The popular Egyptian Isis contains all the mutations of the once-primal Earth Goddess to dutiful wife and devoted mother, and becomes beloved for these virtues by successive Greek and Roman conquerors. According to the myth, Isis is sister and wife of Osiris, who is killed by the evil Seth, but recovered by Isis who then conceives Horus on his dead body, in a virgin birth narrative that is argued by some to be the origin of the Christian immaculate birth. Isis is a merciful intercessor (like Mary) and assists the dead through the after-life; the customary figure of Isis nursing the child Horus was possibly adapted into the Virgin and Child icons by early Christian converts.
The Durga we worship in the Sharad-utsav puja-pandals is both warrior goddess and the nurturing, protective mother, surrounded by her four children. But this domesticated Durga isn’t evident in her many manifestations in the Devi Mahatmyam, in which 700 slokas recount her monumental battle with Mahisasura, his legions of asuras, and his “thousand million times thousand million” chariots, horses, elephants and weapons. She demolishes them all “playfully,” exult the verses, finally striding Mahisasura and impaling him with her spear.
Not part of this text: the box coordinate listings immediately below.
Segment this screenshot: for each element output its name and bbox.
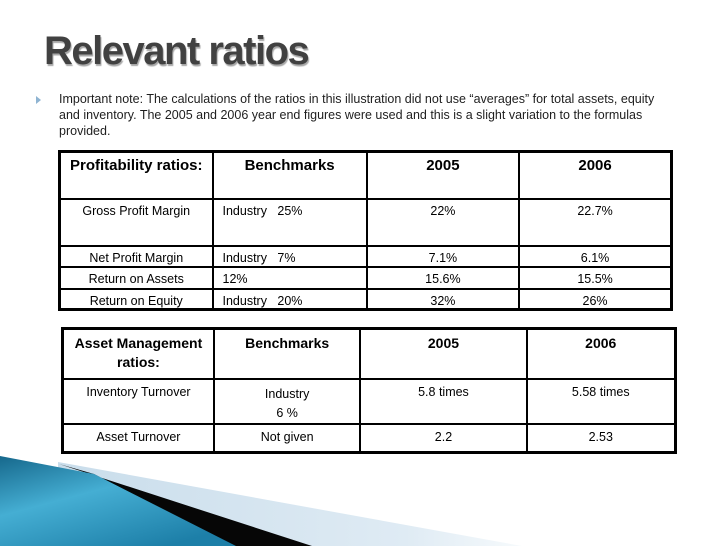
value-2005-cell: 7.1%: [365, 244, 521, 268]
table-row: Inventory Turnover Industry 6 % 5.8 time…: [61, 377, 677, 425]
column-header: Profitability ratios:: [58, 150, 214, 200]
benchmark-cell: Industry 6 %: [212, 377, 362, 425]
table-row: Return on Assets 12% 15.6% 15.5%: [58, 265, 673, 290]
benchmark-cell: Industry 25%: [211, 197, 368, 247]
column-header: Benchmarks: [212, 327, 362, 380]
benchmark-line-2: 6 %: [276, 405, 298, 420]
column-header: 2005: [359, 327, 528, 380]
value-2006-cell: 26%: [518, 287, 673, 311]
value-2005-cell: 2.2: [359, 422, 528, 454]
column-header: 2005: [365, 150, 521, 200]
ratio-name-cell: Return on Assets: [58, 265, 214, 290]
benchmark-cell: Industry 7%: [211, 244, 368, 268]
right-arrow-bullet-icon: [36, 96, 41, 104]
benchmark-line-1: Industry: [264, 386, 310, 401]
benchmark-cell: Industry 20%: [211, 287, 368, 311]
asset-management-ratios-table: Asset Management ratios: Benchmarks 2005…: [61, 327, 677, 454]
important-note: Important note: The calculations of the …: [59, 92, 655, 138]
ratio-name-cell: Return on Equity: [58, 287, 214, 311]
column-header: Asset Management ratios:: [61, 327, 215, 380]
column-header: 2006: [525, 327, 677, 380]
slide-corner-decoration: [0, 456, 522, 546]
black-stripe: [59, 464, 312, 546]
column-header: 2006: [518, 150, 673, 200]
column-header: Benchmarks: [211, 150, 368, 200]
ratio-name-cell: Gross Profit Margin: [58, 197, 214, 247]
benchmark-cell: Not given: [212, 422, 362, 454]
value-2005-cell: 5.8 times: [359, 377, 528, 425]
table-row: Gross Profit Margin Industry 25% 22% 22.…: [58, 197, 673, 247]
value-2006-cell: 2.53: [525, 422, 677, 454]
table-row: Net Profit Margin Industry 7% 7.1% 6.1%: [58, 244, 673, 268]
ratio-name-cell: Asset Turnover: [61, 422, 215, 454]
benchmark-cell: 12%: [211, 265, 368, 290]
value-2006-cell: 22.7%: [518, 197, 673, 247]
value-2006-cell: 5.58 times: [525, 377, 677, 425]
table-row: Asset Turnover Not given 2.2 2.53: [61, 422, 677, 454]
table-header-row: Asset Management ratios: Benchmarks 2005…: [61, 327, 677, 380]
value-2005-cell: 22%: [365, 197, 521, 247]
value-2005-cell: 15.6%: [365, 265, 521, 290]
teal-swoosh: [0, 456, 236, 546]
value-2005-cell: 32%: [365, 287, 521, 311]
profitability-ratios-table: Profitability ratios: Benchmarks 2005 20…: [58, 150, 673, 311]
value-2006-cell: 6.1%: [518, 244, 673, 268]
value-2006-cell: 15.5%: [518, 265, 673, 290]
ratio-name-cell: Net Profit Margin: [58, 244, 214, 268]
ratio-name-cell: Inventory Turnover: [61, 377, 215, 425]
table-header-row: Profitability ratios: Benchmarks 2005 20…: [58, 150, 673, 200]
slide-title: Relevant ratios: [44, 29, 310, 73]
table-row: Return on Equity Industry 20% 32% 26%: [58, 287, 673, 311]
The Devi Mahatmyam is part of the Markandeya Purana, believed to have been composed between 400-500 C.E. It presents an amalgam of several, often conflicting, notions of the devi; an attempt to absorb perhaps pre-Vedic mother goddess elements into the male deva-dominated Vedic structures. Repeatedly the verses (including the resonant “Ya devi sarvabhooteshu” incantation and the exquisite Narayani stuti) invoke her as “Srushti, sthiti, vinasanam shakti bhoote sanatani”: the eternal, omnipresent, omniscient “aadi shakti”, the power behind creation, its maintenance and dissolution (“you consume it at the end”.) She “gives life to all gods”; she is “all knowledge”, “the personification of the Vedas”’ the path to “moksha”, the alleviator of sufferings. Yet in her specific (and recurrent) role as destroyer of demons she is clearly an instrument of the male gods: conjured into form to deliver them from the asuras’ depredations, composed of their various parts and armed with their donated weapons.
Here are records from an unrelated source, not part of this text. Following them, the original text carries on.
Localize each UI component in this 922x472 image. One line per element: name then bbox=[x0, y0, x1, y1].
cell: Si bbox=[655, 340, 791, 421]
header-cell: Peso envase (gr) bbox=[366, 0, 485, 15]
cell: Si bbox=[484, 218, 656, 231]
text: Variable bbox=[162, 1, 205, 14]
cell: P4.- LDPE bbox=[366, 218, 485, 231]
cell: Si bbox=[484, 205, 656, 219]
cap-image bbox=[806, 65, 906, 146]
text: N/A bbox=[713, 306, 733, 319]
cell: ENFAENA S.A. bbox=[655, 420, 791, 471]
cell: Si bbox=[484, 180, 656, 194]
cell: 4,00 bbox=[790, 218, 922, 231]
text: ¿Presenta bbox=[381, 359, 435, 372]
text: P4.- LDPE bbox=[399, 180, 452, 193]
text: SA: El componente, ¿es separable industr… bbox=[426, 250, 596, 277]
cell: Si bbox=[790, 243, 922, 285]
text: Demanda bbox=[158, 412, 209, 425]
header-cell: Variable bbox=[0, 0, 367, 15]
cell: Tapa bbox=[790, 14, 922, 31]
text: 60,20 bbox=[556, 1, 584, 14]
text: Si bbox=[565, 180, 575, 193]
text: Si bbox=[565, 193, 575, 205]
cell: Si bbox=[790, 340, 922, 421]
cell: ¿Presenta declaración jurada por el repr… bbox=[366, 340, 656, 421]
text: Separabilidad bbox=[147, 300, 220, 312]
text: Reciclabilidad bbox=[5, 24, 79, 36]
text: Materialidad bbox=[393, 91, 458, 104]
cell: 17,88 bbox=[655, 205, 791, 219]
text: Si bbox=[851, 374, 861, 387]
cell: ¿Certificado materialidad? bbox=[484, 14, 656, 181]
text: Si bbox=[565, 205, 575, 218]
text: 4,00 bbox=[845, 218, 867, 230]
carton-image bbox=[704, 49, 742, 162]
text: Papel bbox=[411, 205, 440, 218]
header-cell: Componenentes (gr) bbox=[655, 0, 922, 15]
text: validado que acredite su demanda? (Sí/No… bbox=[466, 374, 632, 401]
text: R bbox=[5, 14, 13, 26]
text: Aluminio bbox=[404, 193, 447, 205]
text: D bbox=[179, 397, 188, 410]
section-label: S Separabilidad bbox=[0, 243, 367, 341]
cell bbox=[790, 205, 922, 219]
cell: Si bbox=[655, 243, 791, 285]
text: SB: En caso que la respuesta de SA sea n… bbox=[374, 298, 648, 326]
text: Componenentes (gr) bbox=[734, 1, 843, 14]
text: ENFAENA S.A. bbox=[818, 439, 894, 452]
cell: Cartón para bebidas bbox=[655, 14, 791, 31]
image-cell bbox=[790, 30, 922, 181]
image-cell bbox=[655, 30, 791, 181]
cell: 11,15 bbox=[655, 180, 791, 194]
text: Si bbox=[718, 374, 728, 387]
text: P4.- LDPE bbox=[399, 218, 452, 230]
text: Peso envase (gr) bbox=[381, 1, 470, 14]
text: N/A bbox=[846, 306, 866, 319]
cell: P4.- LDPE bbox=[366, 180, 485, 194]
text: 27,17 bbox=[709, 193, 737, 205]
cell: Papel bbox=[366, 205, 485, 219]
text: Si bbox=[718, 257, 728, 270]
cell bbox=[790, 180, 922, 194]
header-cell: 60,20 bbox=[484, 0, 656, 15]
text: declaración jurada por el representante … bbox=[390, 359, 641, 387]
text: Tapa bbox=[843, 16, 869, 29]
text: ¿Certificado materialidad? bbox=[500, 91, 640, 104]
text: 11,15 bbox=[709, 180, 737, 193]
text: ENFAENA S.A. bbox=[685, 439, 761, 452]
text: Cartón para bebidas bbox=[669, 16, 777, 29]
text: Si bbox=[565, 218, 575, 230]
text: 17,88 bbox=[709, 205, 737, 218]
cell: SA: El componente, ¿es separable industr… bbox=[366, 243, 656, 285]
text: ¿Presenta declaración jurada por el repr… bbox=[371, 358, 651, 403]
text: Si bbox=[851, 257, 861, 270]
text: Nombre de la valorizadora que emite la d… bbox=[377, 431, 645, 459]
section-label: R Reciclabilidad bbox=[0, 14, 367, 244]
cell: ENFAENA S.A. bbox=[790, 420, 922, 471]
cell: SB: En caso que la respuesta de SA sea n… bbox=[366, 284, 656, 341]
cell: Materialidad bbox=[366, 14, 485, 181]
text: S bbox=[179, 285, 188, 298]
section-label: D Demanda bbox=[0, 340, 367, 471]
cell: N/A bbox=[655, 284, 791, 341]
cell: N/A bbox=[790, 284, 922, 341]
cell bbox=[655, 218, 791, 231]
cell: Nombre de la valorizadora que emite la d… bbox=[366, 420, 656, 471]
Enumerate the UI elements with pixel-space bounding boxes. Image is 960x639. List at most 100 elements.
However, in contrast to Mesopotamian or Greek myths, the verses unequivocally delight in her performance as the luminous, ferocious, imperious, uninhibited and utterly ruthless warrior. As she impatiently paces the battlefield, taunts her enemies, “playfully” despatches the asuras, astutely judges her choice of weapons, when to release her lion, and when to magnify or multiply herself, she so consummately demonstrates her autonomy that one forgets that she is operating with borrowed attributes and arms. In the climactic confrontation with Mahisasura, as he flings entire mountains at her and roars threateningly, she laughs flamboyantly, imbibes large quantities of wine, and thunders at Mahisasura: “You idiot, keep roaring while I drink this wine” (in pristine Sanskrit, of course).
The spear flashes, the demon dies, the rishis and devas cease trembling and effusively sing her praises in slokas that now reverberate in our puja pandals. Durga, mission accomplished, listens silently. Only in response to the devas’ final request, “…let the thought of you in us always, always destroy all dangers we may face later,” Durga acquiesces, “So be it,” and vanishes. To reappear again as Aadi Shakti, or the agent of the devas, or the daughter for whom we’ll wear new clothes and whisper into her ears, “Ma, abar esho.”